Ex: Let us consider two endpoints.
- Logging endpoint used to capture logs on the device and forward them to backend for analytics purpose.
- Sign-in endpoint used to authenticate user’s session.
It is easy to see how first endpoint can have more traffic and can hide the availability. As SRE team the numbers/SLOs always look good week-over-week if first endpoint is stable.
I call this lazy policy effect. It happens, because at the time of defining SLO’s, it is possible that authors of this policy never asked few critical questions.
- What is the purpose of tracking this SLO? Most often the answer will be – “We need to ensure we are` providing best experience to customers”. Which leads to question #2
- Is this metric truly achieving this purpose? It is clear at this point to see that not all endpoints directly contribute to customer experience. So you probably need a policy which segments endpoints by category (customer facing vs operational etc) and only measures SLOs for relevant ones.
Bad Incentive Effect
Not let see another consequence of these blanket policies.
Let us say 1 of the endpoint’s purpose is to collect sensor logs mobile device periodically. This is most likely a background process which does not interfere with consumer experience on device. In this case, it is easy to see how certain level of failures is acceptable for this endpoint. We can have the device retry on failures or even afford to miss some logs.
But this team unfortunately has to abide by the above 4 9’s policy set by SRE. Otherwise they will contribute to drop in organizational level SLO and will be called into next leadership review to provide an analysis. No matter how well intended and blameless these reviews are, most teams will try to avoid being called into these reviews. There are various “clever” ways you can do that.

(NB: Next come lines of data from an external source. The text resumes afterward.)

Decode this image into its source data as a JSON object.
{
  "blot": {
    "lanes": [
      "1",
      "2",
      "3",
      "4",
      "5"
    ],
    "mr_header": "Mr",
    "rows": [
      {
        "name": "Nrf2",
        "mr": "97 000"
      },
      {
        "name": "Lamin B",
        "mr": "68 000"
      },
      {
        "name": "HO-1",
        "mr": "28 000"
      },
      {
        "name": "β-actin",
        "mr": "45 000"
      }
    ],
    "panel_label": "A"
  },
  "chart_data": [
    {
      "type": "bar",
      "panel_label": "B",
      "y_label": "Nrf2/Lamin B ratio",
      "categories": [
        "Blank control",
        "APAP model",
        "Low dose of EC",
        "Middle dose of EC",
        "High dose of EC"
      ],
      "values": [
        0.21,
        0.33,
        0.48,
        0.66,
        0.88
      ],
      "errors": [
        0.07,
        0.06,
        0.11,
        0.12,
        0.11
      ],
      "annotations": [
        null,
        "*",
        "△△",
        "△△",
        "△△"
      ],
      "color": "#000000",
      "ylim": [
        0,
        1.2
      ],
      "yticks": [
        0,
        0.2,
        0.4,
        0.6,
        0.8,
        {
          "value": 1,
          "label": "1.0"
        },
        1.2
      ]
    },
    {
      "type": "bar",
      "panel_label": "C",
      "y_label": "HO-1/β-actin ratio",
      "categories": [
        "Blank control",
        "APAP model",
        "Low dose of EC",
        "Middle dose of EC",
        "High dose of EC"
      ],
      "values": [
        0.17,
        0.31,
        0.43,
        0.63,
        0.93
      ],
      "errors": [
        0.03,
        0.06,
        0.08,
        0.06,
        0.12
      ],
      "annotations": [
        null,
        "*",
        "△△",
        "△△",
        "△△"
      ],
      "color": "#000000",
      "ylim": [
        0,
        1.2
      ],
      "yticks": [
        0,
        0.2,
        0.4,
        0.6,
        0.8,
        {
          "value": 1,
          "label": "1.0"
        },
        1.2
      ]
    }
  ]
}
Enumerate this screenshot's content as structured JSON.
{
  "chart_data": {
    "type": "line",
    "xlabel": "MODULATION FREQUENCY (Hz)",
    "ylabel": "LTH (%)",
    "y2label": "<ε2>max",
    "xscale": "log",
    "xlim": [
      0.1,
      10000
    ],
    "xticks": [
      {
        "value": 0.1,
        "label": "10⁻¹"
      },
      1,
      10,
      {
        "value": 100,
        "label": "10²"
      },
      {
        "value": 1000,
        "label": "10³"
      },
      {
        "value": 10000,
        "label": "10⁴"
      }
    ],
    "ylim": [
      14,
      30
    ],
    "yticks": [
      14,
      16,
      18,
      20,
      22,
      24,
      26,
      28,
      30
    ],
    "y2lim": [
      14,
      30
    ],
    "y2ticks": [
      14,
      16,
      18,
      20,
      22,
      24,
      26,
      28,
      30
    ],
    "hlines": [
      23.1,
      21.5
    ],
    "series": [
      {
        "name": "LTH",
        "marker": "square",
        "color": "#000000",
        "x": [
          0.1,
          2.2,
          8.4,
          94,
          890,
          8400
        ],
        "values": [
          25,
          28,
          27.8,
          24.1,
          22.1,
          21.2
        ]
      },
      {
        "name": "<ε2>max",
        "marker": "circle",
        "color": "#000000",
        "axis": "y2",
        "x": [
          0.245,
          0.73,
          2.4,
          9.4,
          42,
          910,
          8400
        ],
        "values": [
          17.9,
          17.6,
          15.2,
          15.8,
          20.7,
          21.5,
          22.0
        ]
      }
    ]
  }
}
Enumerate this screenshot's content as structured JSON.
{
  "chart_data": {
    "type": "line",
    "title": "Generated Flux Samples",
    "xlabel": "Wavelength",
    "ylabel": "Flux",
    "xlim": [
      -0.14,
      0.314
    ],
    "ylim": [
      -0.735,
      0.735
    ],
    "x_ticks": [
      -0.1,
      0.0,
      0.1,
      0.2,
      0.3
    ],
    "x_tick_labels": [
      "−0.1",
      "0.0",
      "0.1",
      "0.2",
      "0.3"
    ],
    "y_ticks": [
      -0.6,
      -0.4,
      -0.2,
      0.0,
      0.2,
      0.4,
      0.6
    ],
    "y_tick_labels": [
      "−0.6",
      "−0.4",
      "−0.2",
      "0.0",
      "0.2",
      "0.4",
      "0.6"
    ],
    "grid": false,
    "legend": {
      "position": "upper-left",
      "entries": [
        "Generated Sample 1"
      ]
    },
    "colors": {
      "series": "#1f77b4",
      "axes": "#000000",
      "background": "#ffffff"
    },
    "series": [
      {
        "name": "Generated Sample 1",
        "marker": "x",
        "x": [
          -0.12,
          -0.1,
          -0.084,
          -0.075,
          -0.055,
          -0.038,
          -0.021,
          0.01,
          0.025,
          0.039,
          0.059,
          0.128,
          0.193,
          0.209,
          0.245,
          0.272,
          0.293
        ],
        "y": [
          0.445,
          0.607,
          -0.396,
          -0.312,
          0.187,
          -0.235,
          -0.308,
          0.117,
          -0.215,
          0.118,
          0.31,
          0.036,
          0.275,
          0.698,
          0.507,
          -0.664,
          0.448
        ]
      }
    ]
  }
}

One of them, is add multiple retries between gateway -> dowstream service. Or increase timeout duration for calls from gateway -> dowstream service etc. You get the idea.
These will certainly reduce 5xxs (and improve availability SLO). But unnecessarily increased latencies or caused these logging apis take up more resources on the gateway host. This could increase latencies for other “customer” endpoints. Lot of times these are even hard to notice.
Even though organization has defined these policies for better customer experience, they actually degraded customer experience. This might even go unnoticed because the availability SLO is always met.
Aspects to Consider
When defining such engineering policies in organization or team it is important to ask following questions.
Purpose Of THE SPECIFIC SLO
- What is the purpose of tracking this SLO?
- Is this metric truly achieving this purpose and in what situations will this metric not service this purpose?
Second ORDER CONSEQUENCES
- What does it mean for engineering teams to adhere to this policy/SLO?
- What feedback mechanism from teams do we need to put in place (so that we can adapt these policies and not incentivize teams to put work arounds)? Every policy needs to adaptable. Especially policies which demand large organizational cost to adhere to them.